Interpretation of the output:

The AOR for our primary predictor alc_agefirst is 0.759. This AOR corresponds to the odds ratio comparing the odds of lifetime marijuana use between those who differ by one year in age at first use of alcohol but have the same age, sex, and income.
The remaining AORs compare levels of categorical predictors to their reference level, adjusted for the other predictors in the model. For example, comparing individuals with the same age of first alcohol use, sex, and income, 35- to 49-year-olds have 55.3% lower odds of lifetime marijuana use than 18- to 25-year-olds (OR = 0.447; 95% CI = 0.247, 0.791; p = .007). The p-value for this specific comparison of ages comes from the Coefficients table. An overall, 4 df p-value for age, can be read from the Type III Test table (0.00013).
The Type III tests output contains the multiple df Wald tests for categorical predictors with more than two levels. For continuous predictors, or for categorical predictors with exactly two levels, the Type III Wald test p-values are identical to those in the Coefficients table.
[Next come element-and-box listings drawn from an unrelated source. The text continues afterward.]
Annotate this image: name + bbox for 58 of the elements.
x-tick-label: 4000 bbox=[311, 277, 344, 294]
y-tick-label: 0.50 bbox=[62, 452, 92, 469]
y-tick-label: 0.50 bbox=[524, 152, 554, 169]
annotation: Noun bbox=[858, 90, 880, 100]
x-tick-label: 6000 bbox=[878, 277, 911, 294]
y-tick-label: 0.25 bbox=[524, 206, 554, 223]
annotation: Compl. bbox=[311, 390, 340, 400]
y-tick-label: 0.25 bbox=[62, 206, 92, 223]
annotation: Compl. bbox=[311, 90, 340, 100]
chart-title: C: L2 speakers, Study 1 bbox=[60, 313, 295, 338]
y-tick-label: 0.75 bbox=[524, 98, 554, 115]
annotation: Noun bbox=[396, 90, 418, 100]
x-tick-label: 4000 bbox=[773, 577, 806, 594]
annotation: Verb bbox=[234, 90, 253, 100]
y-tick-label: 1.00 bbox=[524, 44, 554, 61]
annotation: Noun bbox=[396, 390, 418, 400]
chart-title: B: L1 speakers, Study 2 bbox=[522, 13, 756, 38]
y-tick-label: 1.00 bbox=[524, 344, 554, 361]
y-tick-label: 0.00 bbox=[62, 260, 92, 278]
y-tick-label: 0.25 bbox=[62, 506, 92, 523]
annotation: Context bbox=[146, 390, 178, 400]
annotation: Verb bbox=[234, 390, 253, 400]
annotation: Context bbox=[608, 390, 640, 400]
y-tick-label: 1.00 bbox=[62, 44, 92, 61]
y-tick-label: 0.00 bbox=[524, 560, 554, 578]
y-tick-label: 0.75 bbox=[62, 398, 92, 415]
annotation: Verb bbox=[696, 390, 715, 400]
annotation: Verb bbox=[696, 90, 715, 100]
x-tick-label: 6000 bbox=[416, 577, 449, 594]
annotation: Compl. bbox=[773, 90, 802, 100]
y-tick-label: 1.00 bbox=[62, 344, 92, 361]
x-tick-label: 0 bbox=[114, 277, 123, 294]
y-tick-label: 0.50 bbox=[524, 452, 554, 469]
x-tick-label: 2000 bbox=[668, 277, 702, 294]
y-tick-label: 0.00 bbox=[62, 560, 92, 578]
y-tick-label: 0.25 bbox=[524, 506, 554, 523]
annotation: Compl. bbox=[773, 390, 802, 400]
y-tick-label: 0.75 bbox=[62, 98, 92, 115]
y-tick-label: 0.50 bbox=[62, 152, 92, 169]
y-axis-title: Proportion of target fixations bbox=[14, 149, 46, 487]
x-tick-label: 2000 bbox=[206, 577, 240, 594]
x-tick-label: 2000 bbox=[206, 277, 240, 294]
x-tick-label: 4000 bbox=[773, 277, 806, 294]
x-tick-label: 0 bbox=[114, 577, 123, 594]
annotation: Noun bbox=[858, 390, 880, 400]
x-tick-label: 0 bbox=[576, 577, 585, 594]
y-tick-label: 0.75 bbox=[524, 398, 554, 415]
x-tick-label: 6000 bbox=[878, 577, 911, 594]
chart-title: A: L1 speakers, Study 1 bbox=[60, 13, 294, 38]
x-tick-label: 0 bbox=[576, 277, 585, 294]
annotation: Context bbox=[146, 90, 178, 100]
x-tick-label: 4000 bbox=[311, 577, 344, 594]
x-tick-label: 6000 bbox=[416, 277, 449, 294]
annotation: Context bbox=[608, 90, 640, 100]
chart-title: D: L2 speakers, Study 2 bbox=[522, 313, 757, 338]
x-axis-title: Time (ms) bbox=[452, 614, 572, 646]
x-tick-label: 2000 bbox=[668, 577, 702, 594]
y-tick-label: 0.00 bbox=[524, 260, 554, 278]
Conclusion: After adjusting for age, sex, and income, age at first alcohol use is significantly negatively associated with lifetime marijuana use (AOR = 0.759; 95% CI = 0.718, 0.800; p <.001). Individuals who first used alcohol at a given age have 24.1% lower odds of having ever used marijuana than those who first used alcohol one year earlier.

NOTE: The steps of extracting the coefficients and CIs and exponentiating them are demonstrated here to make it clear where the numbers are coming from. However, the car::S() function (Fox, Weisberg, and Price 2024; Fox and Weisberg 2019) can be used instead to conveniently produce output showing the summary(), as well as the AORs and their 95% CIs (but you still need car::Anova() for the Type III tests).

car::S(fit.ex6.3.adj)
# (output not shown)

References

Fox, John, and Sanford Weisberg. 2019. An R Companion to Applied Regression. 3rd ed. Los Angeles: Sage Publications, Inc.

Fox, John, Sanford Weisberg, and Brad Price. 2024. Car: Companion to Applied Regression. https://r-forge.r-project.org/projects/car/.